薄野遊廓から歓楽街へ:すすきの歴史ロマンを巡る夜旅記 🌃

「すすきの」という名には諸説ありますが、その発祥は明治時代、1871年に設けられた政府公認の**遊廓「薄野遊廓」**がルーツです。開拓使は「男性労働者の定着」という課題に対し、“女の髪しかない”と発想し、娯楽と癒しを提供する場所としてこの遊廓を建設したと言われています 。

当初、南4〜5条、西3〜4丁目の範囲に設置された薄野遊廓は、翌1872年には900メートルの土塀と門が設けられ、札幌の一画としての存在感を示しました 。その後、人口増加や都市発展に伴い、1918年〜1920年の北海道博覧会を契機に、大正期には遊廓が白石区菊水地区へと移転。すすきのは一時、閑散としたゴーストタウンに近い状況に陥りました 。

しかし、そこに希望の灯火をともしたのが地元振興会。飲食店や劇場(「美満寿館」「西田座」など)が相次いで誕生し、1920年代末には歓楽街としての第一歩を踏み出しました 。昭和に入るとさらに飲食店やカフェ、バーが増え、1930年頃にはすすきのと狸小路に飲食店が集中、約450軒にのぼったとの記録も。女給と呼ばれる女性従業員が約800人いたというのです 。

そして戦後の復興期には、キャバレーやダンスホールが加わり、全面的に夜の歓楽街化。

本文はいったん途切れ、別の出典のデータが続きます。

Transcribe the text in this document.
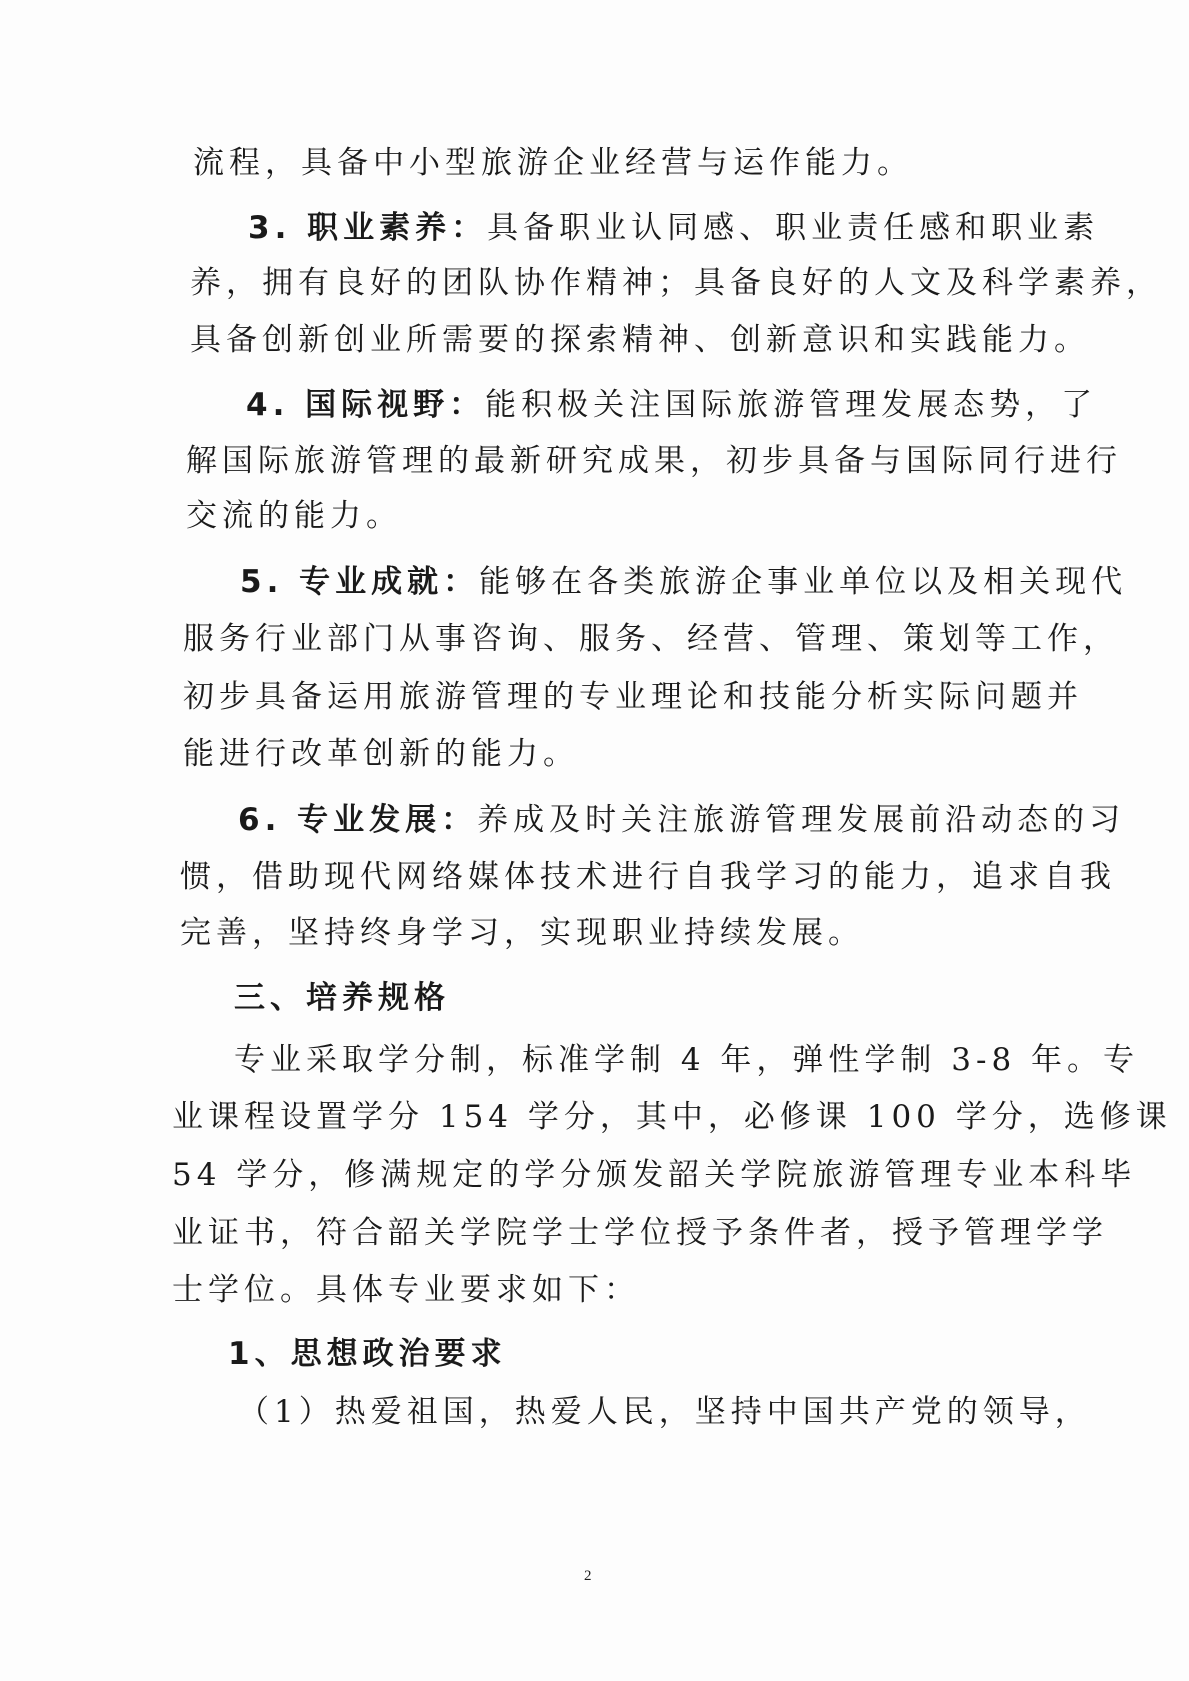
流程，具备中小型旅游企业经营与运作能力。
3. 职业素养：具备职业认同感、职业责任感和职业素
养，拥有良好的团队协作精神；具备良好的人文及科学素养，
具备创新创业所需要的探索精神、创新意识和实践能力。
4. 国际视野：能积极关注国际旅游管理发展态势，了
解国际旅游管理的最新研究成果，初步具备与国际同行进行
交流的能力。
5. 专业成就：能够在各类旅游企事业单位以及相关现代
服务行业部门从事咨询、服务、经营、管理、策划等工作，
初步具备运用旅游管理的专业理论和技能分析实际问题并
能进行改革创新的能力。
6. 专业发展：养成及时关注旅游管理发展前沿动态的习
惯，借助现代网络媒体技术进行自我学习的能力，追求自我
完善，坚持终身学习，实现职业持续发展。
三、培养规格
专业采取学分制，标准学制 4 年，弹性学制 3-8 年。专
业课程设置学分 154 学分，其中，必修课 100 学分，选修课
54 学分，修满规定的学分颁发韶关学院旅游管理专业本科毕
业证书，符合韶关学院学士学位授予条件者，授予管理学学
士学位。具体专业要求如下：
1、思想政治要求
（1）热爱祖国，热爱人民，坚持中国共产党的领导，
2
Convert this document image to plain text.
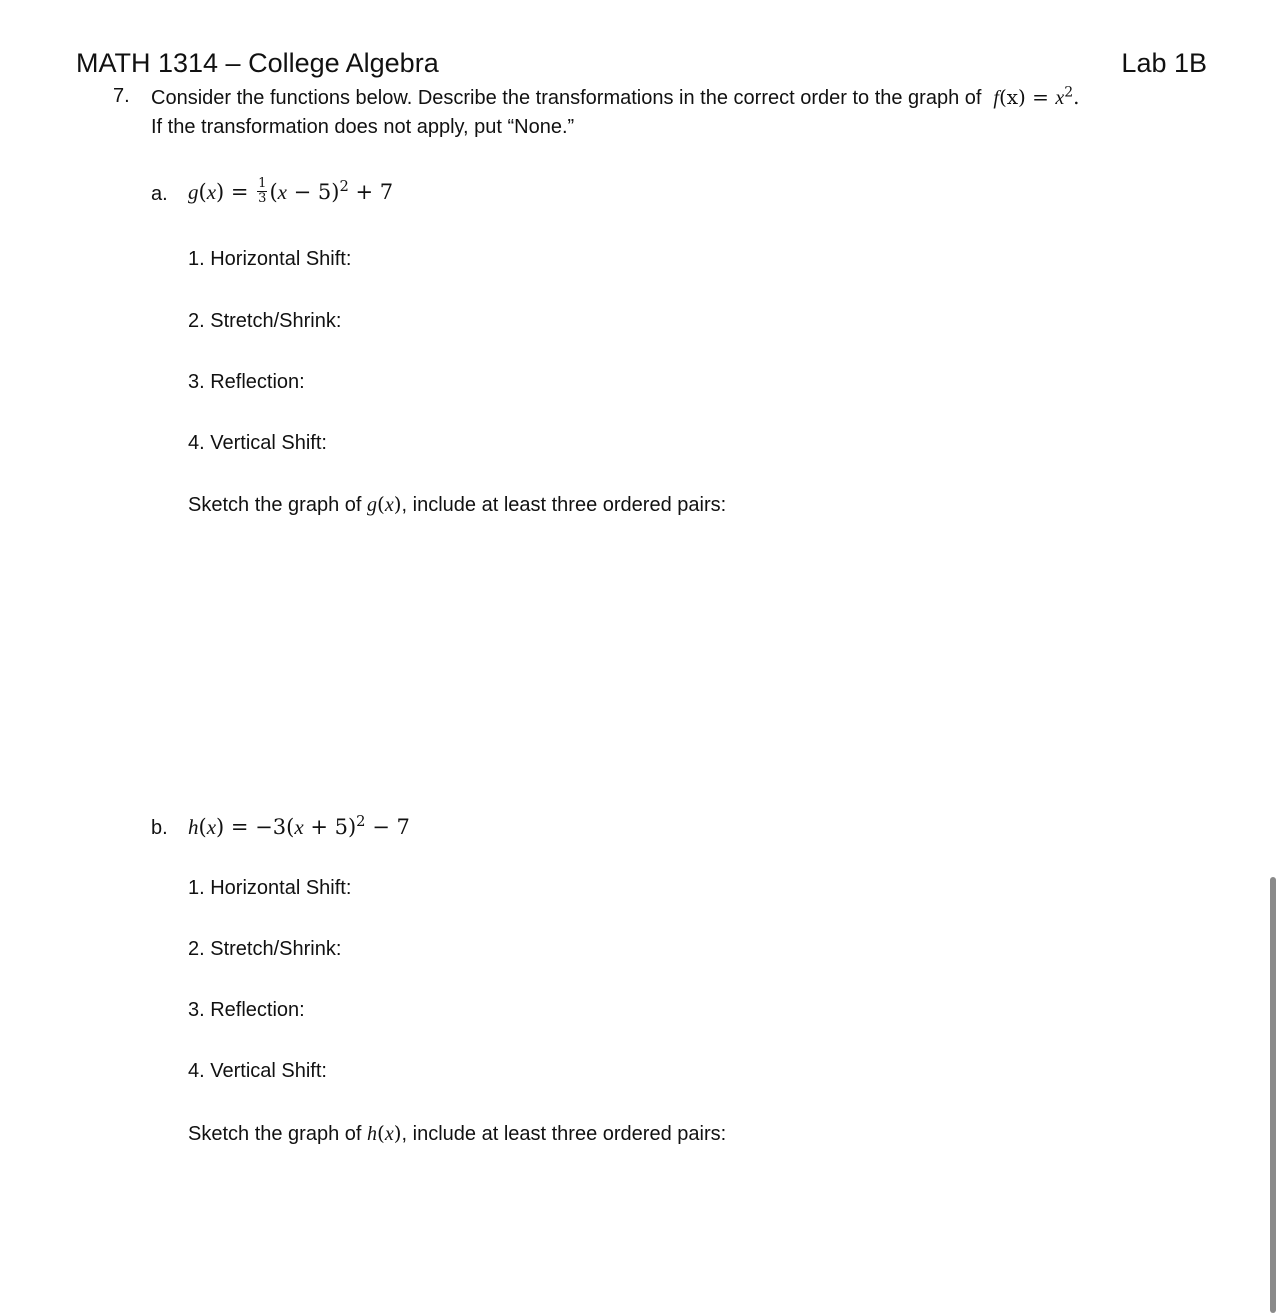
MATH 1314 – College Algebra	Lab 1B
7. Consider the functions below. Describe the transformations in the correct order to the graph of $f(x) = x^2$.
If the transformation does not apply, put “None.”
a. $g(x) = \frac{1}{3} (x - 5)^2 + 7$
1. Horizontal Shift:
2. Stretch/Shrink:
3. Reflection:
4. Vertical Shift:
Sketch the graph of g(x), include at least three ordered pairs:
b. $h(x) = -3(x + 5)^2 - 7$
1. Horizontal Shift:
2. Stretch/Shrink:
3. Reflection:
4. Vertical Shift:
Sketch the graph of h(x), include at least three ordered pairs:
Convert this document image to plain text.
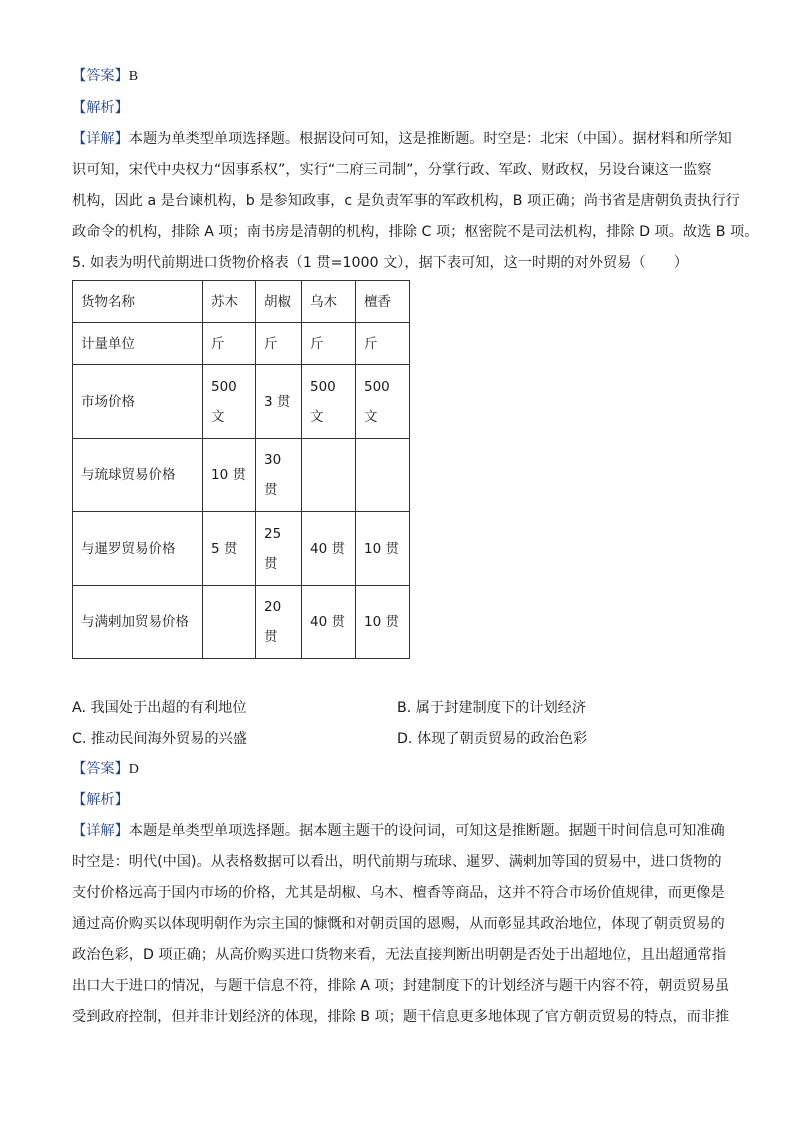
【答案】B
【解析】
【详解】本题为单类型单项选择题。根据设问可知，这是推断题。时空是：北宋（中国）。据材料和所学知
识可知，宋代中央权力“因事系权”，实行“二府三司制”，分掌行政、军政、财政权，另设台谏这一监察
机构，因此 a 是台谏机构，b 是参知政事，c 是负责军事的军政机构，B 项正确；尚书省是唐朝负责执行行
政命令的机构，排除 A 项；南书房是清朝的机构，排除 C 项；枢密院不是司法机构，排除 D 项。故选 B 项。
5. 如表为明代前期进口货物价格表（1 贯=1000 文），据下表可知，这一时期的对外贸易（　　）
货物名称	苏木	胡椒	乌木	檀香
计量单位	斤	斤	斤	斤
市场价格	500 文	3 贯	500 文	500 文
与琉球贸易价格	10 贯	30 贯		
与暹罗贸易价格	5 贯	25 贯	40 贯	10 贯
与满剌加贸易价格		20 贯	40 贯	10 贯
A. 我国处于出超的有利地位	B. 属于封建制度下的计划经济
C. 推动民间海外贸易的兴盛	D. 体现了朝贡贸易的政治色彩
【答案】D
【解析】
【详解】本题是单类型单项选择题。据本题主题干的设问词，可知这是推断题。据题干时间信息可知准确
时空是：明代(中国)。从表格数据可以看出，明代前期与琉球、暹罗、满剌加等国的贸易中，进口货物的
支付价格远高于国内市场的价格，尤其是胡椒、乌木、檀香等商品，这并不符合市场价值规律，而更像是
通过高价购买以体现明朝作为宗主国的慷慨和对朝贡国的恩赐，从而彰显其政治地位，体现了朝贡贸易的
政治色彩，D 项正确；从高价购买进口货物来看，无法直接判断出明朝是否处于出超地位，且出超通常指
出口大于进口的情况，与题干信息不符，排除 A 项；封建制度下的计划经济与题干内容不符，朝贡贸易虽
受到政府控制，但并非计划经济的体现，排除 B 项；题干信息更多地体现了官方朝贡贸易的特点，而非推
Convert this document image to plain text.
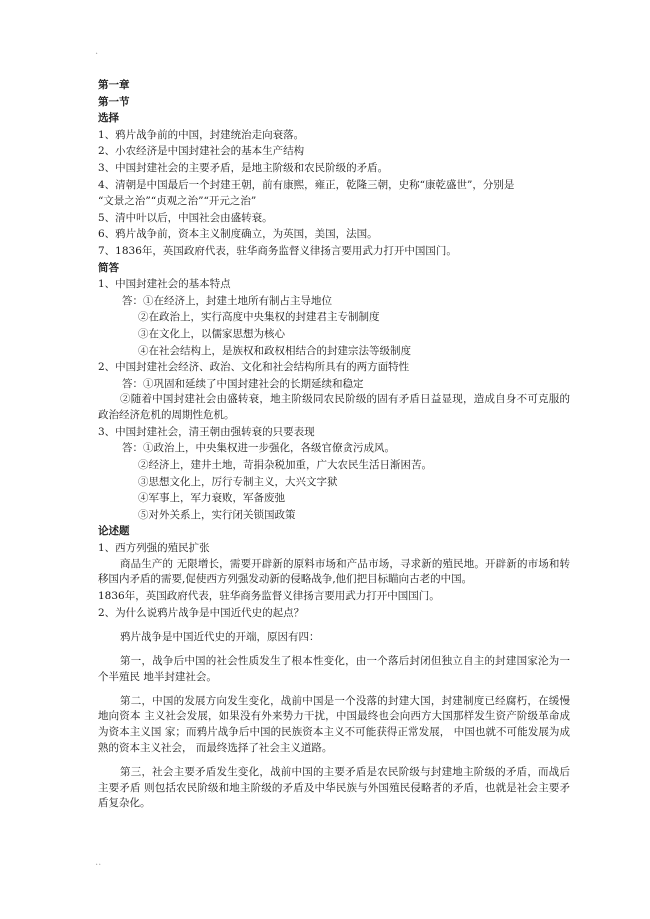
·
第一章
第一节
选择
1、鸦片战争前的中国，封建统治走向衰落。
2、小农经济是中国封建社会的基本生产结构
3、中国封建社会的主要矛盾，是地主阶级和农民阶级的矛盾。
4、清朝是中国最后一个封建王朝，前有康熙，雍正，乾隆三朝，史称“康乾盛世”，分别是
“文景之治”“贞观之治”“开元之治”
5、清中叶以后，中国社会由盛转衰。
6、鸦片战争前，资本主义制度确立，为英国，美国，法国。
7、1836年，英国政府代表，驻华商务监督义律扬言要用武力打开中国国门。
简答
1、中国封建社会的基本特点
答：①在经济上，封建土地所有制占主导地位
②在政治上，实行高度中央集权的封建君主专制制度
③在文化上，以儒家思想为核心
④在社会结构上，是族权和政权相结合的封建宗法等级制度
2、中国封建社会经济、政治、文化和社会结构所具有的两方面特性
答：①巩固和延续了中国封建社会的长期延续和稳定
②随着中国封建社会由盛转衰，地主阶级同农民阶级的固有矛盾日益显现，造成自身不可克服的政治经济危机的周期性危机。
3、中国封建社会，清王朝由强转衰的只要表现
答：①政治上，中央集权进一步强化，各级官僚贪污成风。
②经济上，建井土地，苛捐杂税加重，广大农民生活日渐困苦。
③思想文化上，厉行专制主义，大兴文字狱
④军事上，军力衰败，军备废弛
⑤对外关系上，实行闭关锁国政策
论述题
1、西方列强的殖民扩张
商品生产的 无限增长，需要开辟新的原料市场和产品市场，寻求新的殖民地。开辟新的市场和转移国内矛盾的需要,促使西方列强发动新的侵略战争,他们把目标瞄向古老的中国。
1836年，英国政府代表，驻华商务监督义律扬言要用武力打开中国国门。
2、为什么说鸦片战争是中国近代史的起点？
鸦片战争是中国近代史的开端，原因有四：
第一，战争后中国的社会性质发生了根本性变化，由一个落后封闭但独立自主的封建国家沦为一个半殖民 地半封建社会。
第二，中国的发展方向发生变化，战前中国是一个没落的封建大国，封建制度已经腐朽，在缓慢地向资本 主义社会发展，如果没有外来势力干扰，中国最终也会向西方大国那样发生资产阶级革命成为资本主义国 家；而鸦片战争后中国的民族资本主义不可能获得正常发展， 中国也就不可能发展为成熟的资本主义社会， 而最终选择了社会主义道路。
第三，社会主要矛盾发生变化，战前中国的主要矛盾是农民阶级与封建地主阶级的矛盾，而战后主要矛盾 则包括农民阶级和地主阶级的矛盾及中华民族与外国殖民侵略者的矛盾，也就是社会主要矛盾复杂化。
..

1970年代の札幌オリンピックに向けた都市整備が進む中、地下街や大型ビル、高層ホテルも続々と開業し、すすきのは現在の「眠らない街」としての地位を確固たるものにしました 。

このように、すすきのは「遊廓」から「劇場・飲食」へ、「バー・カフェ」「近代施設」へと進化を重ねてきた歴史の層が重なった場所。その華やかさと夜の密度は、まさに時代文化の交差点として札幌を象徴する歓楽街なのです。

すすきのをただの“夜の街”と思ったら、それは表面だけ。遊廓、カフェー、映画館、高層ホテル…それぞれの時代が『歓楽の層』を作り出していて、まるで時間旅行しているような気分にさせてくれます。歴史好きにもぜひおすすめしたい、夜の散策コースにぜひどうぞ!